Raskolnikov’s dream about murdering the pawnbroker again emphasizes a critical moment in the narrative in which he must begin to consider the flaws of his theory. All of the scenes in and surrounding the dream are rife with images of a threshold. Raskolnikov stands on bridges, at gates, and in intersections, such as after chasing the man who accused him of murder, at moments when he needs to come to a decision about himself and the crime (272). Likewise, the nightmare is bookended with Svidrigailov’s terrifying arrival specifically at the doorway of Raskolnikov’s apartment. The emphasis on thresholds imbue the dream with an eerie quality, letting imagination and reality bleed together, “as if the dream were still going on” even after he wakes up. This muddling gives more legitimacy and immediacy to the events of Raskolnikov’s dreamscapes. They are just as important as the events of the waking world. Raskolnikov lingers at and crosses over multiple thresholds in the dream, revealing that he has changed a major component of his beliefs, even if only subconsciously. For the third dream, this is him beginning to doubt his place in the extraordinary man theory. Much of the dream deals with impotency. At the climax, Raskolnikov futilely attempts to kill the pawnbroker again, who only laughs at his ineffectual efforts. When he turns, he finds a crowd watching, “all hushed and waiting, silent,” just as the still “copper-red” moon earlier in the scene had watched an increasingly panicked and agitated Raskolnikov (277). He cannot deal with others, whether its humanity or nature, watching his failure and judging his actions. He feels shame. This emotion goes at odds with his theory, which believes that only ordinary people experience guilt and “whip themselves” for their transgressions (262). A truly extraordinary individual would not. The dream shakes Raskolnikov so much in part because he realizes that he does feel some measure of guilt or shame and consequently starts doubting whether or not he really is the extraordinary man he believed himself to be all along.

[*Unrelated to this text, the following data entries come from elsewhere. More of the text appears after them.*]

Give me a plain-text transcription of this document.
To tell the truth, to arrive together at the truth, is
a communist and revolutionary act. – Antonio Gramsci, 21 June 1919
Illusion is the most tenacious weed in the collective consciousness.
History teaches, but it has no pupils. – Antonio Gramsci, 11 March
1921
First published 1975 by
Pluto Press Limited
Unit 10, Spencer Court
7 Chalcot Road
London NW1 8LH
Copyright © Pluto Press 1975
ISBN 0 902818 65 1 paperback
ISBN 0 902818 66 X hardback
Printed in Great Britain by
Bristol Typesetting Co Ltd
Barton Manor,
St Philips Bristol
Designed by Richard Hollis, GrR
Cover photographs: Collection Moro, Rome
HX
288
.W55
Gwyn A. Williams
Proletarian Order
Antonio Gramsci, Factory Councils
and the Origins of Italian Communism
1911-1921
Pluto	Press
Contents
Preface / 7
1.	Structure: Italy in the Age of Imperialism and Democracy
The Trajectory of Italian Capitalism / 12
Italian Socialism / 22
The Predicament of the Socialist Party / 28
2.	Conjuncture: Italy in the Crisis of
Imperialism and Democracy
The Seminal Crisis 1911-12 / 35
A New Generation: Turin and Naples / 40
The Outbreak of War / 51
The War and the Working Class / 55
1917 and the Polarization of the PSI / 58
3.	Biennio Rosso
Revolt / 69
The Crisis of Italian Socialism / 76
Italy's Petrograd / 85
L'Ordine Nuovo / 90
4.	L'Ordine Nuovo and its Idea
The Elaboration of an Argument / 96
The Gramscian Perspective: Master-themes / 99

Raskolnikov’s dreams live out the subconscious doubts he retains regarding his extraordinary man theory and his place in it. Some of the main flaws of the concept are made explicit by Porfiry and Razumikhin’s critiques. These objections manifest mostly in the last dream in the form of an apocalyptic disease. Although extreme, the nightmare highlights how reprehensible, corrupt, and lethal of an idea the theory espouses. The scene finally pushes Raskolnikov towards the possibility of redemption in the epilogue, but only after he allows himself to admit that he might be ordinary. He does so in the third dream where he relives the murder and fails to kill the pawnbroker again. The emphasis on reoccurring thresholds and judging eyes show how Raskolnikov has reached a moment of change in the novel. He finally begins to doubt himself in earnest and consider the possibility of his ordinary status. By the end, it is a designation he learns to embrace.

Works Cited

Dostoyevsky, Fyodor, Richard Pevear, and Larissa Volokhonsky. Crime and Punishment. New York: Alfred A. Knopf, 1993. Print.